Tor Økland Barstad 22 Mar 2023 1:50 UTC
1 point
0
He didn’t say that “infinite value” is logically impossible. He desdribed it as an assumption.
When saying “is possible, I’m not sure if he meant “is possible (conceptually)” or “is possible (according to the ontology/optimization-criteria of any given agent)”. I think the latter would be most sensible.

He later said: “I think initially specifying premises such as these more precisely initially ensures the reasoning from there is consistent/valid.”. Not sure if I interpreted him correctly, but I saw it largely as an encouragment to think more explicitly about things like these (not be sloppy about it). Or if not an encouragement to do that, then at least pointing out that it’s something you’re currently not doing.

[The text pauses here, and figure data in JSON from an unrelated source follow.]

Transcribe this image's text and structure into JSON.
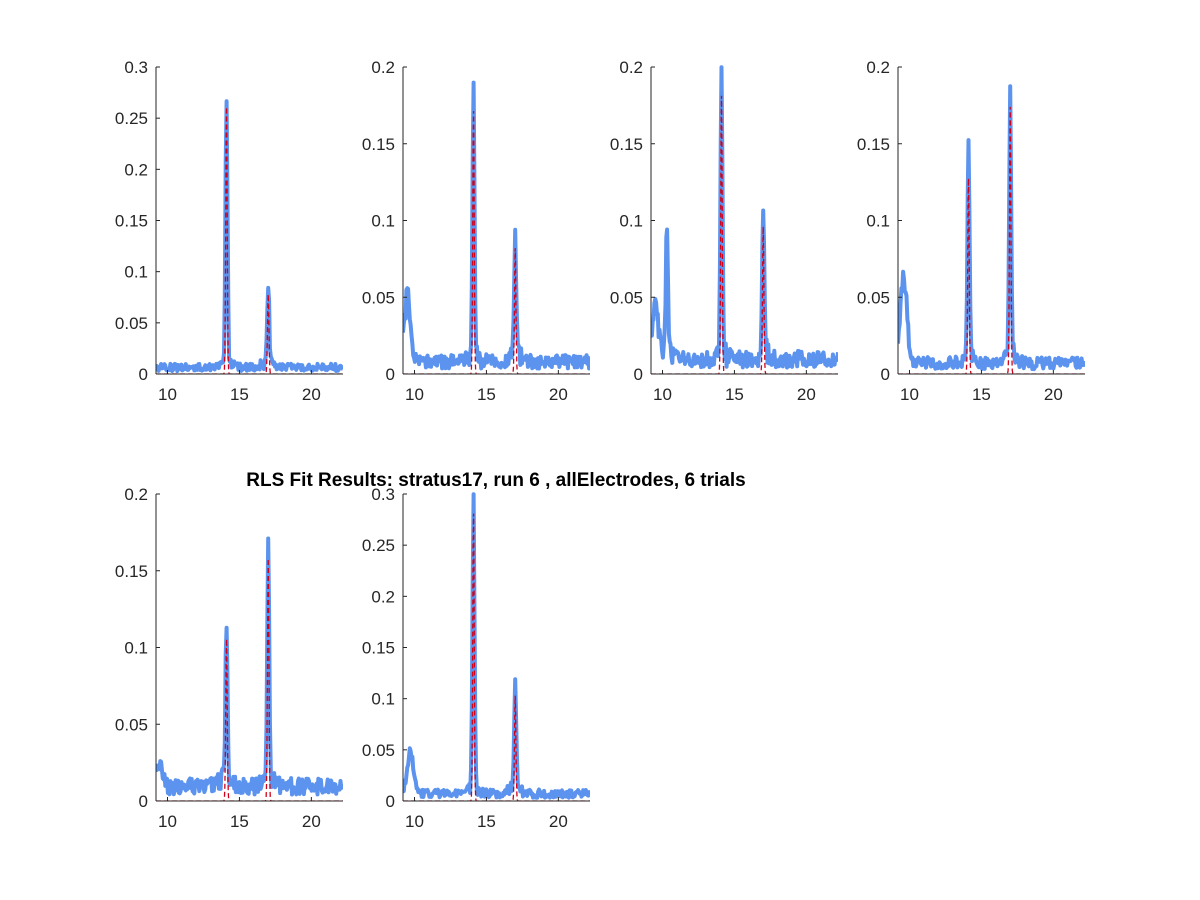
{
  "figure": {
    "title": "RLS Fit Results: stratus17, run 6 , allElectrodes, 6 trials"
  },
  "colors": {
    "measured": "#5b93ee",
    "fit": "#d0021b",
    "axis": "#262626"
  },
  "chart_data": [
    {
      "type": "line",
      "xlim": [
        9.2,
        22.2
      ],
      "ylim": [
        0,
        0.3
      ],
      "xticks": [
        10,
        15,
        20
      ],
      "xtick_labels": [
        "10",
        "15",
        "20"
      ],
      "yticks": [
        0,
        0.05,
        0.1,
        0.15,
        0.2,
        0.25,
        0.3
      ],
      "ytick_labels": [
        "0",
        "0.05",
        "0.1",
        "0.15",
        "0.2",
        "0.25",
        "0.3"
      ],
      "peaks": [
        {
          "x": 14.1,
          "y": 0.258
        },
        {
          "x": 17.0,
          "y": 0.076
        }
      ],
      "fit_peaks": [
        {
          "x": 14.1,
          "y": 0.262
        },
        {
          "x": 17.0,
          "y": 0.078
        }
      ],
      "noise_level": 0.008,
      "low_freq_bump": null,
      "grid": false
    },
    {
      "type": "line",
      "xlim": [
        9.2,
        22.2
      ],
      "ylim": [
        0,
        0.2
      ],
      "xticks": [
        10,
        15,
        20
      ],
      "xtick_labels": [
        "10",
        "15",
        "20"
      ],
      "yticks": [
        0,
        0.05,
        0.1,
        0.15,
        0.2
      ],
      "ytick_labels": [
        "0",
        "0.05",
        "0.1",
        "0.15",
        "0.2"
      ],
      "peaks": [
        {
          "x": 14.1,
          "y": 0.169
        },
        {
          "x": 17.0,
          "y": 0.079
        }
      ],
      "fit_peaks": [
        {
          "x": 14.1,
          "y": 0.172
        },
        {
          "x": 17.0,
          "y": 0.082
        }
      ],
      "noise_level": 0.01,
      "low_freq_bump": {
        "x": 9.5,
        "y": 0.047
      },
      "grid": false
    },
    {
      "type": "line",
      "xlim": [
        9.2,
        22.2
      ],
      "ylim": [
        0,
        0.2
      ],
      "xticks": [
        10,
        15,
        20
      ],
      "xtick_labels": [
        "10",
        "15",
        "20"
      ],
      "yticks": [
        0,
        0.05,
        0.1,
        0.15,
        0.2
      ],
      "ytick_labels": [
        "0",
        "0.05",
        "0.1",
        "0.15",
        "0.2"
      ],
      "peaks": [
        {
          "x": 10.3,
          "y": 0.086
        },
        {
          "x": 14.1,
          "y": 0.178
        },
        {
          "x": 17.0,
          "y": 0.095
        }
      ],
      "fit_peaks": [
        {
          "x": 14.1,
          "y": 0.182
        },
        {
          "x": 17.0,
          "y": 0.096
        }
      ],
      "noise_level": 0.012,
      "low_freq_bump": {
        "x": 9.5,
        "y": 0.04
      },
      "grid": false
    },
    {
      "type": "line",
      "xlim": [
        9.2,
        22.2
      ],
      "ylim": [
        0,
        0.2
      ],
      "xticks": [
        10,
        15,
        20
      ],
      "xtick_labels": [
        "10",
        "15",
        "20"
      ],
      "yticks": [
        0,
        0.05,
        0.1,
        0.15,
        0.2
      ],
      "ytick_labels": [
        "0",
        "0.05",
        "0.1",
        "0.15",
        "0.2"
      ],
      "peaks": [
        {
          "x": 14.1,
          "y": 0.136
        },
        {
          "x": 17.0,
          "y": 0.171
        }
      ],
      "fit_peaks": [
        {
          "x": 14.1,
          "y": 0.128
        },
        {
          "x": 17.0,
          "y": 0.174
        }
      ],
      "noise_level": 0.009,
      "low_freq_bump": {
        "x": 9.6,
        "y": 0.066
      },
      "grid": false
    },
    {
      "type": "line",
      "xlim": [
        9.2,
        22.2
      ],
      "ylim": [
        0,
        0.2
      ],
      "xticks": [
        10,
        15,
        20
      ],
      "xtick_labels": [
        "10",
        "15",
        "20"
      ],
      "yticks": [
        0,
        0.05,
        0.1,
        0.15,
        0.2
      ],
      "ytick_labels": [
        "0",
        "0.05",
        "0.1",
        "0.15",
        "0.2"
      ],
      "peaks": [
        {
          "x": 14.1,
          "y": 0.103
        },
        {
          "x": 17.0,
          "y": 0.156
        }
      ],
      "fit_peaks": [
        {
          "x": 14.1,
          "y": 0.106
        },
        {
          "x": 17.0,
          "y": 0.158
        }
      ],
      "noise_level": 0.012,
      "low_freq_bump": {
        "x": 9.4,
        "y": 0.016
      },
      "grid": false
    },
    {
      "type": "line",
      "xlim": [
        9.2,
        22.2
      ],
      "ylim": [
        0,
        0.3
      ],
      "xticks": [
        10,
        15,
        20
      ],
      "xtick_labels": [
        "10",
        "15",
        "20"
      ],
      "yticks": [
        0,
        0.05,
        0.1,
        0.15,
        0.2,
        0.25,
        0.3
      ],
      "ytick_labels": [
        "0",
        "0.05",
        "0.1",
        "0.15",
        "0.2",
        "0.25",
        "0.3"
      ],
      "peaks": [
        {
          "x": 14.1,
          "y": 0.279
        },
        {
          "x": 17.0,
          "y": 0.1
        }
      ],
      "fit_peaks": [
        {
          "x": 14.1,
          "y": 0.282
        },
        {
          "x": 17.0,
          "y": 0.103
        }
      ],
      "noise_level": 0.009,
      "low_freq_bump": {
        "x": 9.7,
        "y": 0.043
      },
      "grid": false
    }
  ]
}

If we have a traditional/standard utility-function, and use traditional/standard math in regards to that utility function, then involving credences of infinitie-utility outcomes would typically make things “break down” (with most actions considered to have expected utilities that are either infinite or undefined).

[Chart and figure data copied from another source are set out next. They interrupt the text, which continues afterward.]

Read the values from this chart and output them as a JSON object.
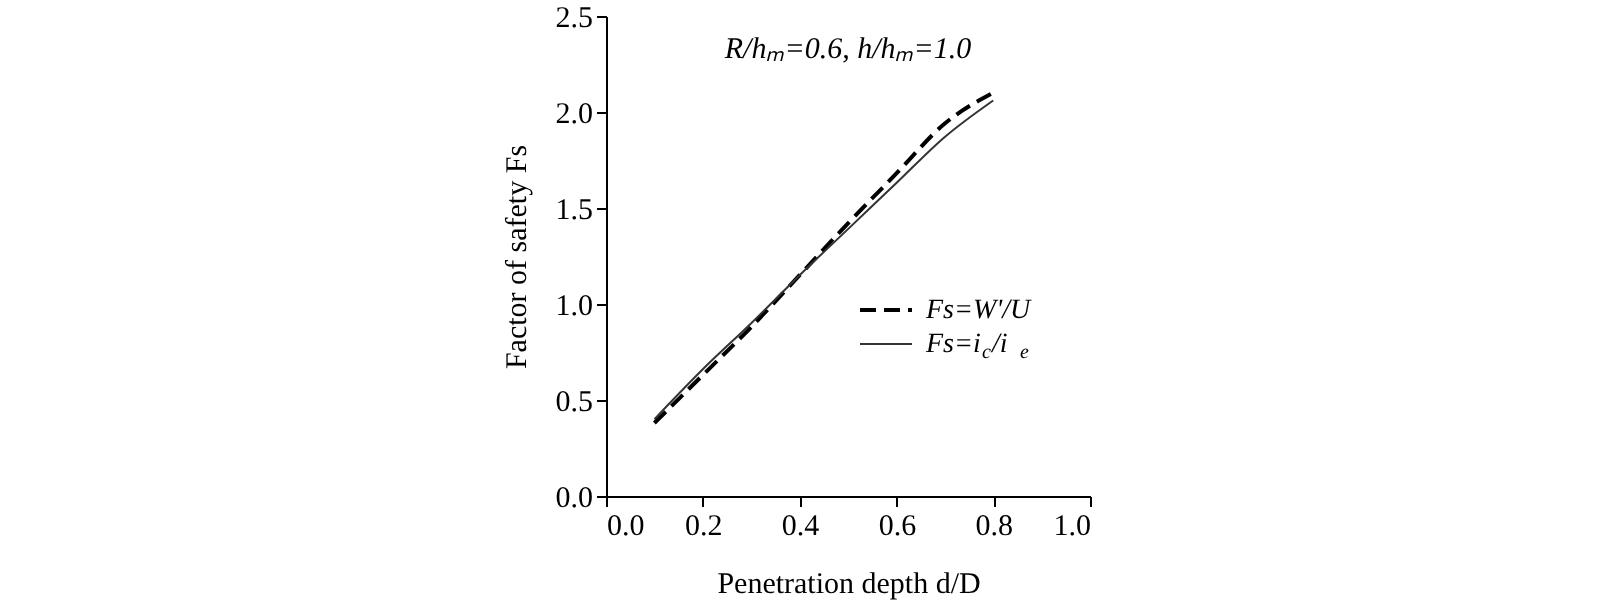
{
  "chart_data": {
    "type": "line",
    "xlabel": "Penetration depth d/D",
    "ylabel": "Factor of safety Fs",
    "annotations": [
      "R/hₘ=0.6,  h/hₘ=1.0"
    ],
    "x": [
      0.1,
      0.2,
      0.3,
      0.4,
      0.5,
      0.6,
      0.7,
      0.8
    ],
    "series": [
      {
        "name": "Fs=W'/U",
        "color": "#000000",
        "line_style": "dashed",
        "values": [
          0.38,
          0.63,
          0.88,
          1.15,
          1.42,
          1.68,
          1.94,
          2.1
        ]
      },
      {
        "name": "Fs=i$_{c}$/i$_{e}$",
        "color": "#333333",
        "line_style": "solid",
        "values": [
          0.4,
          0.66,
          0.9,
          1.15,
          1.39,
          1.63,
          1.87,
          2.06
        ]
      }
    ],
    "xlim": [
      0.0,
      1.0
    ],
    "xticks": [
      {
        "value": 0,
        "label": "0.0"
      },
      0.2,
      0.4,
      0.6,
      0.8,
      {
        "value": 1,
        "label": "1.0"
      }
    ],
    "ylim": [
      0.0,
      2.5
    ],
    "yticks": [
      {
        "value": 0,
        "label": "0.0"
      },
      0.5,
      {
        "value": 1,
        "label": "1.0"
      },
      1.5,
      {
        "value": 2,
        "label": "2.0"
      },
      2.5
    ],
    "grid": false,
    "legend": "right",
    "marker": "none"
  }
}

Like, suppose action A has 0.001% chance of infinite negative utility and 99% chance of infinite positive utility. The utility of that action would, I think, be undefined (I haven’t looked into it). I can tell for sure that mathemathically it would not be regarded to have positive utility. Here is a video that explains why.

If that doesn’t make intuitive sense to you, then that’s fine. But mathemathically that’s how it is. And that’s something to have awareness of (account for in a non-handwavy way) if you’re trying to make a mathemathical argument with a basis in utility functions that deal with infinities.

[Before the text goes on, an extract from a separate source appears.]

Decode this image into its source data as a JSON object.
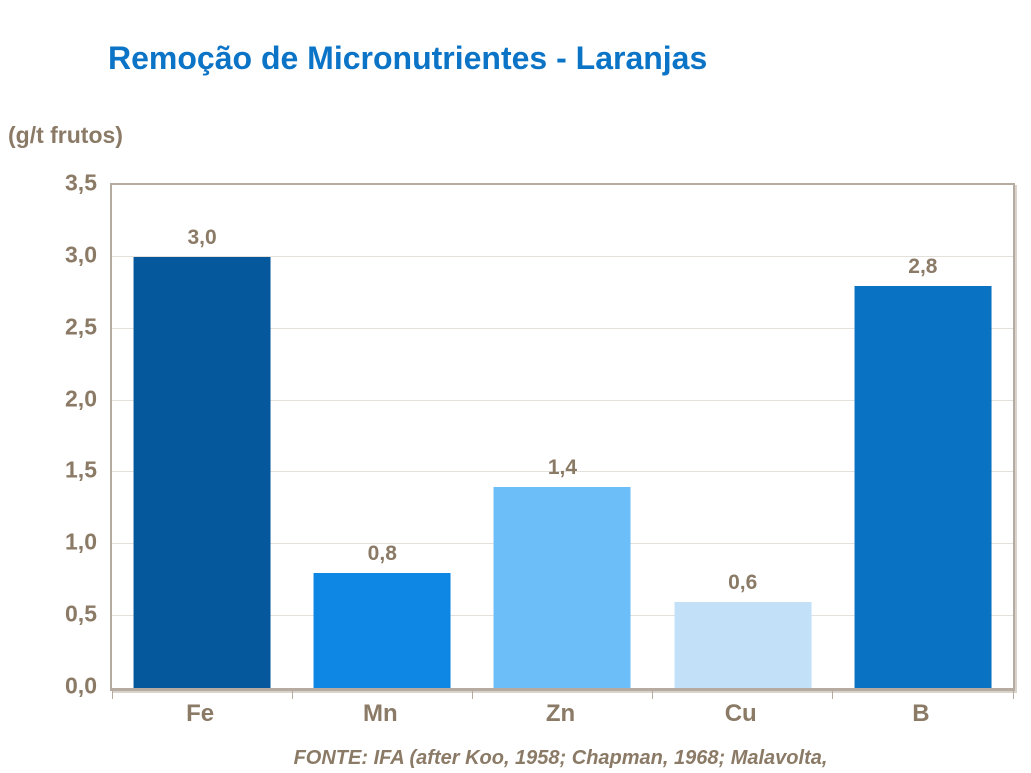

Even if you did account for that it would be besides the point from my perspective, in more ways than one. So what we’re discussing now is not actually a crux for me.

Like, suppose action A has 0.001% chance of infinite negative utility and 99% chance of infinite positive utility. The utility of that action would, I think, be undefined
For me personally, it would of course make a big difference whether there is a 0.00000001% chance of infinite positive utility or a 99.999999999% chance. But that is me going with my own intuitions. The standard math relating to EV-calculations doesn’t support this.
- Donatas Lučiūnas 22 Mar 2023 6:44 UTC
  1 point
  0
  Parent
  Do you think you can deny existence of an outcome with infinite utility? The fact that things “break down” is not a valid argument. If you cannot deny—it’s possible. And it it’s possible—alignment impossible.
  - Tor Økland Barstad 22 Mar 2023 7:30 UTC
    1 point
    0
    Parent
    Do you think you can deny existence of an outcome with infinite utility?
    To me, according to my preferences/goals/inclinations, there are conceivable outcomes with infinite utility/disutility.
    But I think it is possible (and feasible) for a program/mind to be extremely capable, and affect the world, and not “care” about infinite outcomes.
    The fact that things “break down” is not a valid argument.
    I guess that depends on what’s being discussed. Like, it is something to take into account/consideration if you want to prove something while referencing utility-functions that reference infinities.
    - Donatas Lučiūnas 22 Mar 2023 7:34 UTC
      1 point
      0
      Parent
      But I think it is possible (and feasible) for a program/mind to be extremely capable, and affect the world, and not “care” about infinite outcomes.
      As I understand you do not agree with
      If an outcome with infinite utility is presented, then it doesn’t matter how small its probability is: all actions which lead to that outcome will have to dominate the agent’s behavior.
      from Pascal’s Mugging, not with me. Do you have any arguments for that?
      - Tor Økland Barstad 22 Mar 2023 7:39 UTC
        1 point
        0
        Parent
        I do have arguments for that, and I have already mentioned some of them earlier in our discussion (you may not share that assesment, despite us being relatively close in mind-space compared to most possible minds, but oh well).
        Some of the more relevant comments from me are on one of the posts that you deleted.
        As I mention here, I think I’ll try to round off this discussion. (Edit: I had a malformed/misleading sentence in that comment that should be fixed now.)